The strength of deer hide is part of what made it so useful to indigenous peoples. Claytor hands me a piece of finished buckskin, which is just like what she’ll have at the end of this tanning process. It’s seductively soft, velvety, thinner than I’d imagined. I immediately want to wrap myself in it, and it’s big enough to be at least the beginning of a garment. Moccasins and pouches can be made from buckskin, too.

As Claytor works her away around the hide, her colleague Misti Furr explains to some nearby museumgoers that deer hide also became an important export from the American colonies back to Europe, where buckskin was used to make gloves, and rawhide served as pulley cables. “These skins helped fuel the Industrial Revolution and make a lot of money for the mother country,” she says. “It’s one of the colonies’ most stable exports”—more reliable year-to-year than cash crops like tobacco.

That trade changed life for Native Americans; they acquired European goods, and hunted more deer to satisfy European demand.
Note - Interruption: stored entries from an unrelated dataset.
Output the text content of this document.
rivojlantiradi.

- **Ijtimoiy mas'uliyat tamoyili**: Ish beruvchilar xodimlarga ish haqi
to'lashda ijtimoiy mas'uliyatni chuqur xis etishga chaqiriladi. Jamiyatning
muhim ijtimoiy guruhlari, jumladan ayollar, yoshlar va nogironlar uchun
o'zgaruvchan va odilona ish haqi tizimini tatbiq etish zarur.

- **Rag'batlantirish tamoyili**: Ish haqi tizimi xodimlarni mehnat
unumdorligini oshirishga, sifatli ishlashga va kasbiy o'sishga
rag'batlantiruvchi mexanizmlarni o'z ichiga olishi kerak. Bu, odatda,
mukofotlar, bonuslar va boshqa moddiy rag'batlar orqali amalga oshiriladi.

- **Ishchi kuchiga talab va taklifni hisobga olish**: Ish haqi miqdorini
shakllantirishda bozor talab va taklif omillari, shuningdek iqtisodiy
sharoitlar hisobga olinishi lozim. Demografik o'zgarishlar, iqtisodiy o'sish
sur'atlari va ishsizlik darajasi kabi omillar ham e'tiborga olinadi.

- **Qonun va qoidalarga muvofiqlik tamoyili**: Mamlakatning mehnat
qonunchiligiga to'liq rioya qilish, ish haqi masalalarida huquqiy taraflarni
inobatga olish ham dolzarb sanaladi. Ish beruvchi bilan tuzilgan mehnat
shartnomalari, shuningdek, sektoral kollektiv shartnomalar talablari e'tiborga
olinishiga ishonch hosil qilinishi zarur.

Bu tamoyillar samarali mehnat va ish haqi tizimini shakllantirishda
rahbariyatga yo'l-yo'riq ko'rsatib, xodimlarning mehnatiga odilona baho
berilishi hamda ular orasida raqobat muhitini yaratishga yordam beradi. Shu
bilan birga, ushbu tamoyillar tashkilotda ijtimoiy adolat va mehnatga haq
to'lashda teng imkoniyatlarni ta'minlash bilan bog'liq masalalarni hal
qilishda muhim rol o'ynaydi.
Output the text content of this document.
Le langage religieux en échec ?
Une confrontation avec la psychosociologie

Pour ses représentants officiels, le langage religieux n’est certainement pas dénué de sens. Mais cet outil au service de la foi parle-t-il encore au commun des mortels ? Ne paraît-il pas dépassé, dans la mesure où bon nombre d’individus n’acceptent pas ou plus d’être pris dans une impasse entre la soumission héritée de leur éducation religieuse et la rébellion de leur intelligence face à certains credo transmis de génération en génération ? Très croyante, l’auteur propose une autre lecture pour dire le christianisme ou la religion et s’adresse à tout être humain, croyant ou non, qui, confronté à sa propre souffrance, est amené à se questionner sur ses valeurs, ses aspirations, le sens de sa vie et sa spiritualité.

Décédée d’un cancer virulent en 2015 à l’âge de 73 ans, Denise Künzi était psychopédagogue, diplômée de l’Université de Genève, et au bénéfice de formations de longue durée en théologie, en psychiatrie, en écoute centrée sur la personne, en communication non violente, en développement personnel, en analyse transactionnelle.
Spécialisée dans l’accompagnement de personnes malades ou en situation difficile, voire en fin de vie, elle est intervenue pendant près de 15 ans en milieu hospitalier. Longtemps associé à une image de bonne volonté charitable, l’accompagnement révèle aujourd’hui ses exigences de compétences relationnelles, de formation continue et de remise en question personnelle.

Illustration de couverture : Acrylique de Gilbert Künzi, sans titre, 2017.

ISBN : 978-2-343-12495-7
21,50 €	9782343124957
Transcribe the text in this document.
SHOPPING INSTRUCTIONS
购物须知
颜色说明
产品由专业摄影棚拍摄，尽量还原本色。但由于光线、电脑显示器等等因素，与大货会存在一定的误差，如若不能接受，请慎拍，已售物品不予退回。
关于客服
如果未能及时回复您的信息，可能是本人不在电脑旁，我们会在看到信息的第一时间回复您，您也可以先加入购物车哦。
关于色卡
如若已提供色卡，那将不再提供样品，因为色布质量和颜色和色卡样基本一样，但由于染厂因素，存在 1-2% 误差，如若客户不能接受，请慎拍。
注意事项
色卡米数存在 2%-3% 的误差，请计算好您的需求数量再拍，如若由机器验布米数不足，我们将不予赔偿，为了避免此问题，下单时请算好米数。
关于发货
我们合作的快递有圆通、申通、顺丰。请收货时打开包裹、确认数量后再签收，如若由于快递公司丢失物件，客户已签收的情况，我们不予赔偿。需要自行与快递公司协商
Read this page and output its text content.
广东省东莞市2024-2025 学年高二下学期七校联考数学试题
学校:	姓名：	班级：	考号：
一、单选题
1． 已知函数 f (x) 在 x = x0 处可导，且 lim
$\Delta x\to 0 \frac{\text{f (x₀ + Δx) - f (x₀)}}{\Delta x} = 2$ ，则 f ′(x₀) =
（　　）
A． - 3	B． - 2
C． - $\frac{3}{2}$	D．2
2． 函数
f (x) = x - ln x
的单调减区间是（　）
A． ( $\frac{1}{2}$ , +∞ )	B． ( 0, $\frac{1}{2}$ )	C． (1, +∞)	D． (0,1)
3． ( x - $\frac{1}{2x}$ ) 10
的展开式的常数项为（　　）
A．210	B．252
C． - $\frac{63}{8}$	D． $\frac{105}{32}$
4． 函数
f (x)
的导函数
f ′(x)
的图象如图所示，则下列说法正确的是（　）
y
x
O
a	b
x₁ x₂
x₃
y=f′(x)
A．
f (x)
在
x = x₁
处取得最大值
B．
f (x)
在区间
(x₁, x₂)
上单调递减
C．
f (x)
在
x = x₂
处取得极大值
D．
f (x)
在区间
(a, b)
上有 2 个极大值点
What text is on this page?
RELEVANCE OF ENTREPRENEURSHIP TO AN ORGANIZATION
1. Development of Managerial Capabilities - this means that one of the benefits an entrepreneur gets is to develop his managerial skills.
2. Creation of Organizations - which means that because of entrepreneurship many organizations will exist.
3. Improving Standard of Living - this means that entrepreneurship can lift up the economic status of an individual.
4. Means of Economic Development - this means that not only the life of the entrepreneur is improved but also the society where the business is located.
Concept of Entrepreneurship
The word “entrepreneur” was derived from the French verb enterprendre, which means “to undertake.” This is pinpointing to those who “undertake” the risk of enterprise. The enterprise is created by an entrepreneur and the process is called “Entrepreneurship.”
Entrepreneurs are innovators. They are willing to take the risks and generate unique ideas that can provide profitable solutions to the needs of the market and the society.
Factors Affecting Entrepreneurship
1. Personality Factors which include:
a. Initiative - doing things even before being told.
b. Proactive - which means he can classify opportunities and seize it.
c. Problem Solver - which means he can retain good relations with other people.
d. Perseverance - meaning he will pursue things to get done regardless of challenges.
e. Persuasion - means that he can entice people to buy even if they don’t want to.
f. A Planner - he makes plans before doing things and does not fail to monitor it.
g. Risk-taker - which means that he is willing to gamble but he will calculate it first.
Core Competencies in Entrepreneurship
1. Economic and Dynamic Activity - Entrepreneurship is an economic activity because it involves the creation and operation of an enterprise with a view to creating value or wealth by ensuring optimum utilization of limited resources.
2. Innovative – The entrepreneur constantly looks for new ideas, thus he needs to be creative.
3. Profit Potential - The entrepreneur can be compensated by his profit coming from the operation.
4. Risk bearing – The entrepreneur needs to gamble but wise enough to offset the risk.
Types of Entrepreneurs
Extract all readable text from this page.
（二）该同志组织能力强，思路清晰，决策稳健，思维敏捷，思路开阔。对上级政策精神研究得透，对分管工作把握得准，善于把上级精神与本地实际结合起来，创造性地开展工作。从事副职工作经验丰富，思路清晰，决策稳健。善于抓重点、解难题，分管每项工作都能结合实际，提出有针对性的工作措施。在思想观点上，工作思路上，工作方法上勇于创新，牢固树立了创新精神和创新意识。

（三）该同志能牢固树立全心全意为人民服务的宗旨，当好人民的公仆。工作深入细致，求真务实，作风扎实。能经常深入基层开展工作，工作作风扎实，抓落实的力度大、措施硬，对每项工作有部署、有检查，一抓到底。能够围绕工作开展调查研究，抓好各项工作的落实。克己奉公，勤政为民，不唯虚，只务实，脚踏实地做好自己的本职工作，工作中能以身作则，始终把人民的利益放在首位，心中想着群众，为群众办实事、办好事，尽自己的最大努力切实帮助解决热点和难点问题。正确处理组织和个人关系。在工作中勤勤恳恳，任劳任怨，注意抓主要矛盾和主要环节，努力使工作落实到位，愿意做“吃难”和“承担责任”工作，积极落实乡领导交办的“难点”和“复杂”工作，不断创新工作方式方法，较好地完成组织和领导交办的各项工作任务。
Furr weaves a tale of interlocking changes that stretches from the woods of eastern North America to the shores of West Africa and down to the sugar plantations of the Caribbean. The usefulness of deer hides—their size, their pliability, their abundance and toughness—made them a valuable resource in the early global economy. But before that, they were a basic life material for people all over this continent.

“Brain tanning is a traditional method used by indigenous peoples across North America,” says Claytor. Native Americans processed many animals, including buffalo, using the technique that Claytor will be following with this hide: The animal’s own brain is made into a solution in which the skin gets soaked. Oils and fats in the brain tissue lubricate the fibers in the skin, making it soft and workable. Then the hide is smoked over a smoldering fire to preserve and waterproof it. It’ll take the better part of a week altogether.

Claytor’s approach to this project isn’t totally purist; it’s a mix of old and new. She made a deer leg bone into a scraper to remove the fur, for example—using a Dremel tool. And she’ll scrape the hide before removing it from the frame, while Native Americans would have been likely to do it with the hide laid over a log. Claytor and her colleagues do it that way sometimes, too.

“We’re in this weird place—non-Native people interpreting Native culture,” she acknowledges. Interpreters don’t always know exactly what the old ways looked like—they do a lot of experimentation to help figure it out—and of course the old ways changed over time and geography. They weren’t the same everywhere, and they evolved as all cultures do.

Finally the hide is fully stretched. Claytor stands the frame on end and flips it around so I can see the fur: dark brown along the spine, lighter on the flanks, white on the edges. The sun is behind her, and just for a moment it shines through the skin, lighting it up and making it glow.